Thursday, March 01, 2012

Bread of Life

March 1 Bread of Life John 6:30-40

“Now they demand a sign, as if He were unknown. Whence this sudden forgetfulness, save because they are ungrateful to God and are maliciously blind to the sight of His power? There is no doubt that they despise all the miracles they had already seen because Christ does not meet their wishes, and they do not find He is what they imagined… How many there are like them today!” John Calvin “Commentary on John” Vol. 4:104

Throughout history, men and women have approached Jesus Christ with very fixed ideas of what He can and cannot do. But we cannot confine the Word of God; there is always more to learn about Jesus. He is always bigger than our expectations; He is larger than any of our dreams.

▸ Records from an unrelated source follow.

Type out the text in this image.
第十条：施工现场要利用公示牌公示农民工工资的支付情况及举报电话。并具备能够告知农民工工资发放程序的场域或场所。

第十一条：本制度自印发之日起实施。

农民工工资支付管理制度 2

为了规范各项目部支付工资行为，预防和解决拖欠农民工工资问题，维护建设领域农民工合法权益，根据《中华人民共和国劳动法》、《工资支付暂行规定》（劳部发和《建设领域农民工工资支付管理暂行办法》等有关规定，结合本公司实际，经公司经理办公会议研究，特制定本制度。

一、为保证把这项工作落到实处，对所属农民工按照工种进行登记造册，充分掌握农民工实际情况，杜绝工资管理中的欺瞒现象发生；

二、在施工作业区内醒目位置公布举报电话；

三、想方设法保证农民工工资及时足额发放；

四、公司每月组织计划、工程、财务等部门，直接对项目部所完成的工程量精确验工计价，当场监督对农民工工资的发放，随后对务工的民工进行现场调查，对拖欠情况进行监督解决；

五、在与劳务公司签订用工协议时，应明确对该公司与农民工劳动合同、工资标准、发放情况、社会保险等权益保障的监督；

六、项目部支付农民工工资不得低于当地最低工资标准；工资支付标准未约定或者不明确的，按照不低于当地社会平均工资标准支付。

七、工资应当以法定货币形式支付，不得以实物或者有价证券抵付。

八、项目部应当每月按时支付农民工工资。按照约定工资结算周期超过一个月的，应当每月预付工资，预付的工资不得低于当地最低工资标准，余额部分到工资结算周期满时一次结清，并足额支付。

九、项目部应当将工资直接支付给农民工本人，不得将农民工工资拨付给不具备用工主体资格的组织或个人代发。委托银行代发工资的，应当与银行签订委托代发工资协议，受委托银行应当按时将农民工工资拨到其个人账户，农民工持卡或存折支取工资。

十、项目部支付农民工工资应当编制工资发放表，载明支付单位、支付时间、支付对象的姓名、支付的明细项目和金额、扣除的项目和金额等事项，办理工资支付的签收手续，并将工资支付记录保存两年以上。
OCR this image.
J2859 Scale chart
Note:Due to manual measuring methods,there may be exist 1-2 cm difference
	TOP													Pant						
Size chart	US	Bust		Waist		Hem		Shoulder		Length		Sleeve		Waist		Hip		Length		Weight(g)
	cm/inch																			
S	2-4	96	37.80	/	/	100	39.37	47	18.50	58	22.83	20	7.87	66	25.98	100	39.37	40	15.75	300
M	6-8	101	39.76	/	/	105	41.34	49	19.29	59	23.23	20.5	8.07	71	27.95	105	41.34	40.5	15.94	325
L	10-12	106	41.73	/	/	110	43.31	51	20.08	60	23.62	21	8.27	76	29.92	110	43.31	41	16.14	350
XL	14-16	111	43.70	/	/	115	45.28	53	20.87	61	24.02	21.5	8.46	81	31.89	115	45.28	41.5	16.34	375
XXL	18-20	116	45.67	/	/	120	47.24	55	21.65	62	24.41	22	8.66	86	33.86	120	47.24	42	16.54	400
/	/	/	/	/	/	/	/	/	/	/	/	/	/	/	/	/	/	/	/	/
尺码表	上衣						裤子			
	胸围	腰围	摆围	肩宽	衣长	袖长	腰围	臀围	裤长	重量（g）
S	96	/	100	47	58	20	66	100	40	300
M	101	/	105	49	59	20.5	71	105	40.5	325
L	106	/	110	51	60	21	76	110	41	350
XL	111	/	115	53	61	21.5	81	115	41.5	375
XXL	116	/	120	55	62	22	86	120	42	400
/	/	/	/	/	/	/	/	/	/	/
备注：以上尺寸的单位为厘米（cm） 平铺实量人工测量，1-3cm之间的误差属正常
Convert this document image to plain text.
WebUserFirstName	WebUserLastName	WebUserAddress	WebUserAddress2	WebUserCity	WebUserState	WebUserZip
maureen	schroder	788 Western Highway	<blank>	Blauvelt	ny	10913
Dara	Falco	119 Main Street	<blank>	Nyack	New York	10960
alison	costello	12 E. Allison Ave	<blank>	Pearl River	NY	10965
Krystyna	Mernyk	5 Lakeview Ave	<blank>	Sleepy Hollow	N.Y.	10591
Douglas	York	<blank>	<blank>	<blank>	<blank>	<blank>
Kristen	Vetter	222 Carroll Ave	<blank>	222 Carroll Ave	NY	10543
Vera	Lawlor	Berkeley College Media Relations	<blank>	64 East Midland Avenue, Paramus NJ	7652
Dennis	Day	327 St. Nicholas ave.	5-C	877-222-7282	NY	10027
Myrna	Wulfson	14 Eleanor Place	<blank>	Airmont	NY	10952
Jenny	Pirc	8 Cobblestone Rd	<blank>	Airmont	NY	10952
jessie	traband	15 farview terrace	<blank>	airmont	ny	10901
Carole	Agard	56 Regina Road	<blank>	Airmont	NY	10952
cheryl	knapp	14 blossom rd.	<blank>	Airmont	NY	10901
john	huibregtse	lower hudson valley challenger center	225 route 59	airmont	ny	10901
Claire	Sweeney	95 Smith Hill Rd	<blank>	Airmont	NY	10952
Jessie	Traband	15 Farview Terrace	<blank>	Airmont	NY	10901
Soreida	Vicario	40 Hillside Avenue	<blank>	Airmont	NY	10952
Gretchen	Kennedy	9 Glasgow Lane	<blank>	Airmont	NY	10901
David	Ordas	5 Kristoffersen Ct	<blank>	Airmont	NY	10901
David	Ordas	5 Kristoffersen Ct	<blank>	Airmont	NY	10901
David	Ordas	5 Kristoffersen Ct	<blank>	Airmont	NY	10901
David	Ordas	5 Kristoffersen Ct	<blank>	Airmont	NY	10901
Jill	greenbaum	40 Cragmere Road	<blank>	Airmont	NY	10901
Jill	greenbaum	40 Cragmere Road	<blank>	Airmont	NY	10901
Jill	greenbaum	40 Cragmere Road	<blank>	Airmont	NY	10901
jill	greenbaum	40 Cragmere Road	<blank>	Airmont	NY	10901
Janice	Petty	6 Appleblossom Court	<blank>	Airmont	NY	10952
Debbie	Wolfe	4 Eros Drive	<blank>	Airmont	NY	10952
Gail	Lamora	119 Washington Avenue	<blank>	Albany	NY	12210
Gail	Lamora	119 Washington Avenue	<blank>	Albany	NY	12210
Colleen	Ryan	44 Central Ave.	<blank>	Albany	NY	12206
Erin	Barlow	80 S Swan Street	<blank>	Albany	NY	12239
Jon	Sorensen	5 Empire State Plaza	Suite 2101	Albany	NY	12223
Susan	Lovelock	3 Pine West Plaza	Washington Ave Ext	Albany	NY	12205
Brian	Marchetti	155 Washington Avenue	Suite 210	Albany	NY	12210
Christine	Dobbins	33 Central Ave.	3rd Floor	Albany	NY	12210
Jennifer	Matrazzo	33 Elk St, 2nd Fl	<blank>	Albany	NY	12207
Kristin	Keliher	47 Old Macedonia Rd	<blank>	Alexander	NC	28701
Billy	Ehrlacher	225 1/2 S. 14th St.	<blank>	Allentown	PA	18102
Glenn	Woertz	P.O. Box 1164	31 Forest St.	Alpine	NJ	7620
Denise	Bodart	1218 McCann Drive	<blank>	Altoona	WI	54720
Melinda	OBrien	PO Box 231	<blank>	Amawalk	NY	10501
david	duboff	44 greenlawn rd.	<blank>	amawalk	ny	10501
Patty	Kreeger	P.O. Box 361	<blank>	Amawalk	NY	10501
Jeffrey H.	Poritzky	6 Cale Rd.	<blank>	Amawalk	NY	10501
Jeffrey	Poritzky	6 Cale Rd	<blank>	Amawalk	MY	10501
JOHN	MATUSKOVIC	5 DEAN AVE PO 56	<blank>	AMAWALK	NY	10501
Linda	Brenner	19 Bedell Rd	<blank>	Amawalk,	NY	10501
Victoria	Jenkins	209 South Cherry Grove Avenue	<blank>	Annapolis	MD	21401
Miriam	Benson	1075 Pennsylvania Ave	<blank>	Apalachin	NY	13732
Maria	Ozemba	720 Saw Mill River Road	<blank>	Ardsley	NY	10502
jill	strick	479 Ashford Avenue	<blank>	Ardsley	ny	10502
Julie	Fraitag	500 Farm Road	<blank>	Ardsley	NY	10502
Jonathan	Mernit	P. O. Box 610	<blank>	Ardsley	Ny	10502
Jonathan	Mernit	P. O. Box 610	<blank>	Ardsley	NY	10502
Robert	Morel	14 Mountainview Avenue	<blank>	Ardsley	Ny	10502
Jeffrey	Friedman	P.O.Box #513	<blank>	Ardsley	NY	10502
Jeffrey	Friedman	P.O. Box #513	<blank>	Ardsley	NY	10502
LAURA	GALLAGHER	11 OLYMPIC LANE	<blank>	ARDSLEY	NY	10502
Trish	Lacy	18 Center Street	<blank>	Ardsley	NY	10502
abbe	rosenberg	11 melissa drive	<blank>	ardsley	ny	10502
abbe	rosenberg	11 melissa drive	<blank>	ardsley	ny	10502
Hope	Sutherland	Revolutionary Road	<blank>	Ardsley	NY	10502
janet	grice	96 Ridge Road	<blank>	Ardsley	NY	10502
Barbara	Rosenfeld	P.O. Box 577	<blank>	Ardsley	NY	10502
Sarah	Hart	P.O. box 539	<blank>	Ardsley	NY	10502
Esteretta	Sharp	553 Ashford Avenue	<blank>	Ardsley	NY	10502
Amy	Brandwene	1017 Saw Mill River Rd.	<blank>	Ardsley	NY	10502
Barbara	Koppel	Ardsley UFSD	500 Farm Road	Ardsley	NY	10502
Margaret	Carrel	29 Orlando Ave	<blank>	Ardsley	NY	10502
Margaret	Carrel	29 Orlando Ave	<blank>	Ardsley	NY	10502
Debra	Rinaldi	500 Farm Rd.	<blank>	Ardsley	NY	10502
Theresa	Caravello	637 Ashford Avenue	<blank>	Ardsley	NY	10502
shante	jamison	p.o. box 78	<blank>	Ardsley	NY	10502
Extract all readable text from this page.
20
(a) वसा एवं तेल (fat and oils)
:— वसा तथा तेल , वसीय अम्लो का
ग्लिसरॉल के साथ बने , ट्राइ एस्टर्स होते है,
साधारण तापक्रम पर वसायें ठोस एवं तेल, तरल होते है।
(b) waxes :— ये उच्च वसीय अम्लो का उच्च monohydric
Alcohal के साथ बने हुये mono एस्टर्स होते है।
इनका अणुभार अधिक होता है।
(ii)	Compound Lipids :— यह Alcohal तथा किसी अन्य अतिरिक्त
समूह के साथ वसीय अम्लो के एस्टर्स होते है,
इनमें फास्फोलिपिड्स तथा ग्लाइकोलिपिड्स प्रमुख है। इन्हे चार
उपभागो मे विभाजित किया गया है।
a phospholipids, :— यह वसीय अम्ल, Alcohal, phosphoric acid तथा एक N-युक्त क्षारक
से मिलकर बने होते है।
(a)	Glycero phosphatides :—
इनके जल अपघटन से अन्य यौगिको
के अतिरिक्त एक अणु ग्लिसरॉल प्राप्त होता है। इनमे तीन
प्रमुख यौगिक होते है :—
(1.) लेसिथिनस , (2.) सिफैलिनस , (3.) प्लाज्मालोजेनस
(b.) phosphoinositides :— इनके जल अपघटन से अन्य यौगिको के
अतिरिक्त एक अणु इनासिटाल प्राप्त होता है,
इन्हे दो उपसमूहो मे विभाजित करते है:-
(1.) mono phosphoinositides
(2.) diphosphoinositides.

Some of those who had been fed on the mountainside and then followed Jesus around the lake must have had some idea that He was the Messiah. They wanted to test that belief and so they asked Jesus for a sign, another miracle. Not content with the feeding of the five thousand, they now wanted Him to repeat the miracle in the wilderness and provide manna from heaven. There was a popular belief, at that time, that when the Messiah came He would identify Himself by renewing the miracle of the manna. They had a box, all prepared, in their minds; Jesus had to fit into it. Moses had given manna in the desert. What would Jesus give?

Correcting them, Jesus pointed out that it had not been Moses who provided the manna, but God. Moses was not the source of the blessing, merely the channel. Jesus pointed beyond the human agent to the divine source; and He pointed beyond the gift that sustains life for a day to the gift that saves forever. Then, in one of seven parallel passages in which He used a simply verbal form to identify Himself, Jesus made the lofty claim that He was the Bread of Life. To come to Him, that is, to accept Him as Lord, is to know hunger never again. The “never” is emphatic in the Greek. There is no one else like Jesus. He satisfies the hungry soul. As the woman at the well learned that only Living Water can quench a thirsty soul, so those who heard Jesus by the lake learned that only the Living Bread fills eternally.

If they were not satisfied it was because they did not believe. And if they did not believe it was because they had not been called. Jesus’ words danced between divine sovereignty and human responsibility, claiming that He would, indeed, draw to Himself all those that the Father had given to Him. Yet, at the same time, there was a challenge in His words. Only those whom God has called will be saved, but they will know that they are called because they will respond in faith. Everyone who looks at the Son and believes in Him shall have eternal life.

So, do we choose Him, or has He chosen us? Add that to the list of questions you will ask in heaven. For now, let the weight of Jesus’ words act as an anchor for your soul. No matter how wild the waters may rage, no matter how high the winds may roar, our salvation does not depend upon how tightly we hold on to the boat. God holds the boat, and us, in the hollow of His hand. Jesus Christ will not lose one of those whom the Father has committed to His care.